Estiveram presentes o presidente da BYD Brasil, Tyler Li, executivos da empresa e o governador da Bahia, Jerônimo Rodrigues, onde a BYD inaugurou sua primeira unidade no Brasil, em Camaçari, no ano passado. Outra reunião ocorreu em junho, em São Paulo, no BNDES.
Na sexta-feira passada, houve reunião extraordinária do Comitê de Alterações Tarifárias (CAT), órgão federal que analisa e debate pedidos de empresas sobre o comércio exterior, como alterações nas alíquotas do imposto de importação. A pauta do encontro não foi divulgada, mas comenta-se no mercado que as cotas teriam sido abordadas.
— Não temos conhecimento de pleito formal para volta das cotas. Mas aconteceu reunião do CAT e amanhã haverá a reunião da Camex, que também não teve a pauta divulgada. Sempre mantivemos canal aberto de comunicação, mas desta vez não houve diálogo — diz Calvet, que vê o “rompimento de um pacto” caso o governo não cumpra o cronograma acertado.
A GWM, outra montadora chinesa que começou a produzir no Brasil ano passado, informou que não pleiteou a volta das cotas nem o adiamento de imposto. “Não temos interesse, pois já estamos produzindo em Iracemápolis no sistema peça por peça, pelo qual já atingimos 12 mil veículos produzidos neste ano”, informou a montadora em nota.
Em carta enviada ao governo, e ainda sem resposta, a Anfavea afirma que a volta do benefício afeta a indústria nacional e vai de encontro à Nova Indústria Brasil (NIB), que busca a reindustrialização. Estudo da associação aponta que a massificação da fabricação com kits importados significaria perda potencial de R$ 96,8 bilhões para o setor de autopeças, redução de R$ 24,3 bilhões em arrecadação para o governo federal e eliminação de 68 mil empregos diretos e 191 mil em toda a cadeia.
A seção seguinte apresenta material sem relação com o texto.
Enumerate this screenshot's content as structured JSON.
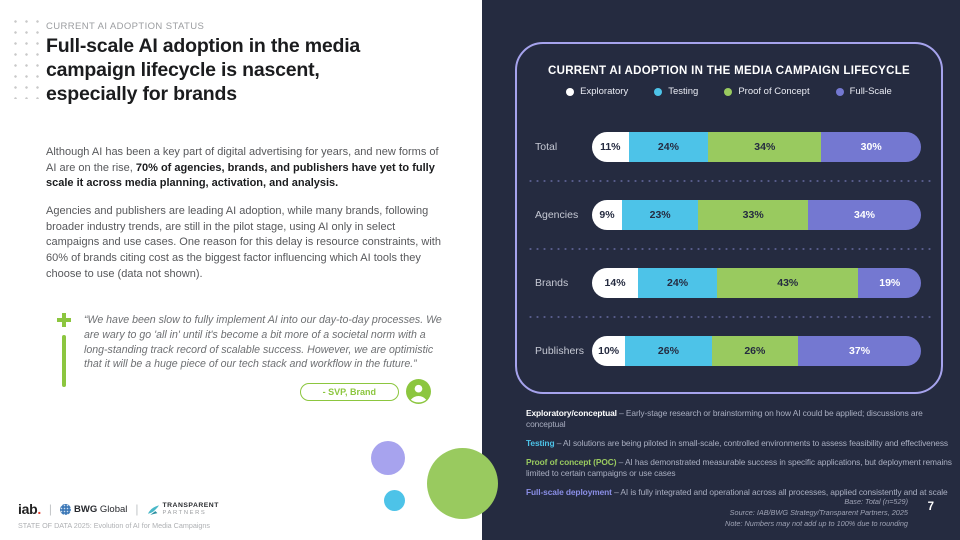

— Se o governo vai dar esse incentivo, outras empresas podem usá-lo. É uma decisão que pode impactar, no futuro, como vai ser a produção industrial no país — diz o presidente da Anfavea, que ressalta o salto de 200% nos últimos meses no estoque de veículos importados eletrificados, que somam cerca de 150 mil.
Só o que foi prometido
Para o especialista em mercado automotivo e sócio da consultoria KLume, Milad Kalume, a mudança no cronograma prejudica a indústria local:
— É preciso ter limite, senão daqui a 20 anos as empresas estarão pedindo prorrogação para subsídios de SKD/CKD. Produção e desenvolvimento da cadeia de fornecedores devem ocorrer aqui.
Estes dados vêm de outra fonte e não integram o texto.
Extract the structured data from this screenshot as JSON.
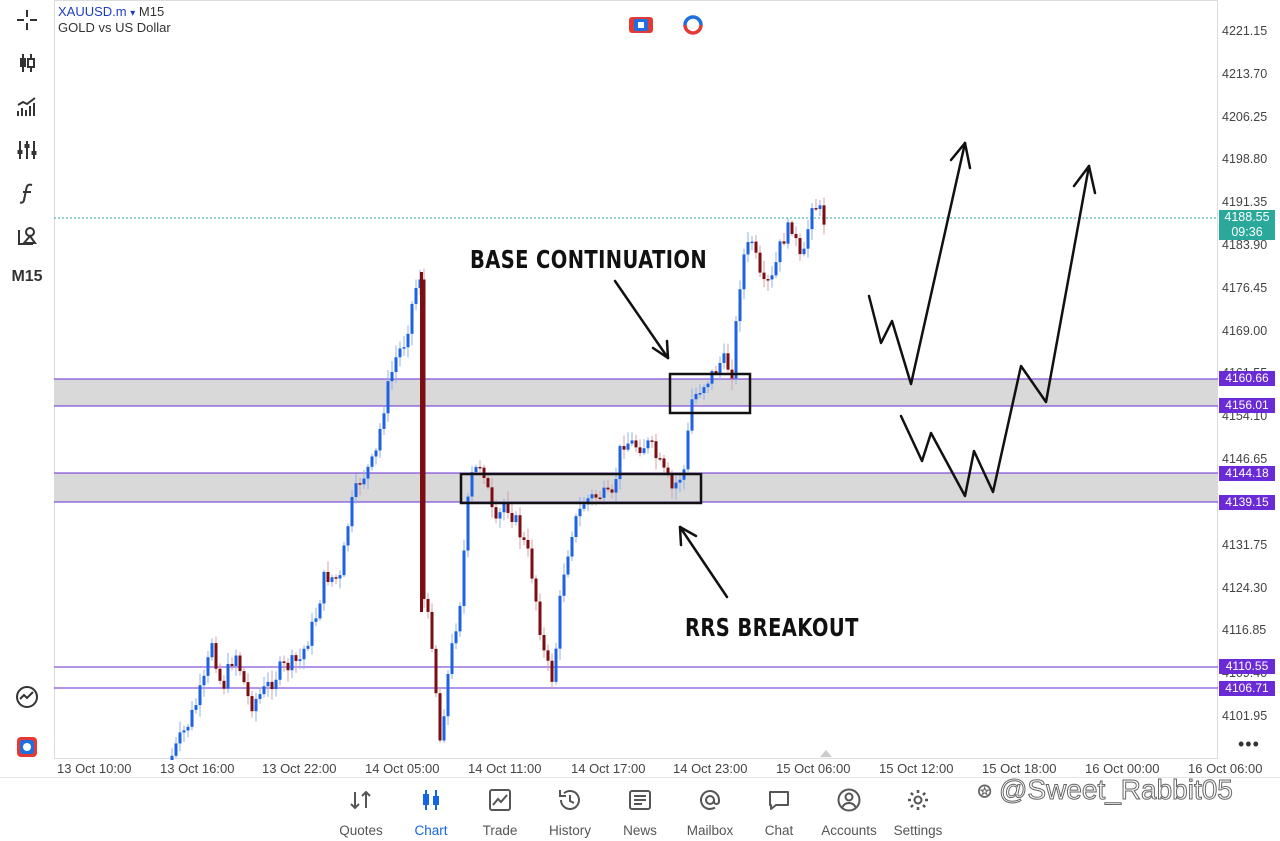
{
  "header": {
    "symbol": "XAUUSD.m",
    "dropdown_glyph": "▾",
    "timeframe": "M15",
    "description": "GOLD vs US Dollar"
  },
  "toolbar": {
    "items": [
      {
        "name": "crosshair-icon"
      },
      {
        "name": "candlestick-icon"
      },
      {
        "name": "indicators-icon"
      },
      {
        "name": "settings-sliders-icon"
      },
      {
        "name": "function-icon"
      },
      {
        "name": "objects-icon"
      }
    ],
    "timeframe_label": "M15",
    "bottom_items": [
      {
        "name": "trading-signals-icon"
      },
      {
        "name": "one-click-trading-icon"
      }
    ]
  },
  "price_axis": {
    "labels": [
      "4221.15",
      "4213.70",
      "4206.25",
      "4198.80",
      "4191.35",
      "4183.90",
      "4176.45",
      "4169.00",
      "4161.55",
      "4154.10",
      "4146.65",
      "4131.75",
      "4124.30",
      "4116.85",
      "4109.40",
      "4101.95"
    ],
    "current_price": "4188.55",
    "countdown": "09:36",
    "levels": [
      "4160.66",
      "4156.01",
      "4144.18",
      "4139.15",
      "4110.55",
      "4106.71"
    ]
  },
  "time_axis": {
    "labels": [
      "13 Oct 10:00",
      "13 Oct 16:00",
      "13 Oct 22:00",
      "14 Oct 05:00",
      "14 Oct 11:00",
      "14 Oct 17:00",
      "14 Oct 23:00",
      "15 Oct 06:00",
      "15 Oct 12:00",
      "15 Oct 18:00",
      "16 Oct 00:00",
      "16 Oct 06:00"
    ]
  },
  "annotations": {
    "base_continuation": "BASE CONTINUATION",
    "rrs_breakout": "RRS BREAKOUT"
  },
  "colors": {
    "bull": "#1f62e0",
    "bear": "#7a0e12",
    "level_line": "#6a2bd6",
    "zone_fill": "#d9d9d9",
    "current_price": "#2aa89a",
    "active_nav": "#1565e0"
  },
  "nav": {
    "items": [
      {
        "label": "Quotes",
        "icon": "quotes-icon"
      },
      {
        "label": "Chart",
        "icon": "chart-icon",
        "active": true
      },
      {
        "label": "Trade",
        "icon": "trade-icon"
      },
      {
        "label": "History",
        "icon": "history-icon"
      },
      {
        "label": "News",
        "icon": "news-icon"
      },
      {
        "label": "Mailbox",
        "icon": "mailbox-icon"
      },
      {
        "label": "Chat",
        "icon": "chat-icon"
      },
      {
        "label": "Accounts",
        "icon": "accounts-icon"
      },
      {
        "label": "Settings",
        "icon": "settings-icon"
      }
    ]
  },
  "watermark": "@Sweet_Rabbit05"
}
Antônio Jorge Martins, coordenador de cursos de MBA do setor automotivo da FGV, avalia que mudanças bruscas em políticas tarifárias de importação são ruins para a previsibilidade das empresas:
— Não posso afastar quem domina a tecnologia e, no mercado automotivo, é inegável a posição de vanguarda dos chineses. É preciso pensar numa política que não afete a chegada dos chineses e não impacte negativamente a indústria nacional. E ainda não se tem resposta para isso.
Em um evento da BYD em São Paulo, Alexandre Baldy, vice-presidente sênior no Brasil e presidente comercial e de marketing da montadora, afirmou que não houve novo pedido para cotas ou postergação do imposto, respondendo à carta da Anfavea.
Ele disse que a montadora só reivindica o que foi acordado com o governo no momento dos investimentos na Bahia, ou seja, que a empresa tem mais seis meses de cotas para CKDs e SKDs:
— O pleito inicial era de 36 meses de cota para importação de kits CKD e SKD no período de transição. O governo pediu que fosse antecipado para 12 meses, sendo seis meses iniciais para auditoria e seis meses subsequentes para deliberação. Esses segundos seis meses (de fevereiro a junho) não foram cumpridos.
O executivo afirmou que a cota nunca foi exclusiva da BYD e outras empresas foram beneficiadas, incluindo carros híbridos e elétricos. Baldy afirmou que a BYD cumpriu sua parte com mais de R$ 3 bilhões em investimentos, quase 5 mil trabalhadores no parque industrial, 17 unidades industriais em verticalização e mais de 11 mil pessoas no complexo de Camaçari:
— Brigar com o governo nunca é bom, a BYD respeita o governo e o Brasil, investe capital próprio sem recorrer a BNDES ou subsídios, e acredita que o governo cumprirá o que foi pactuado.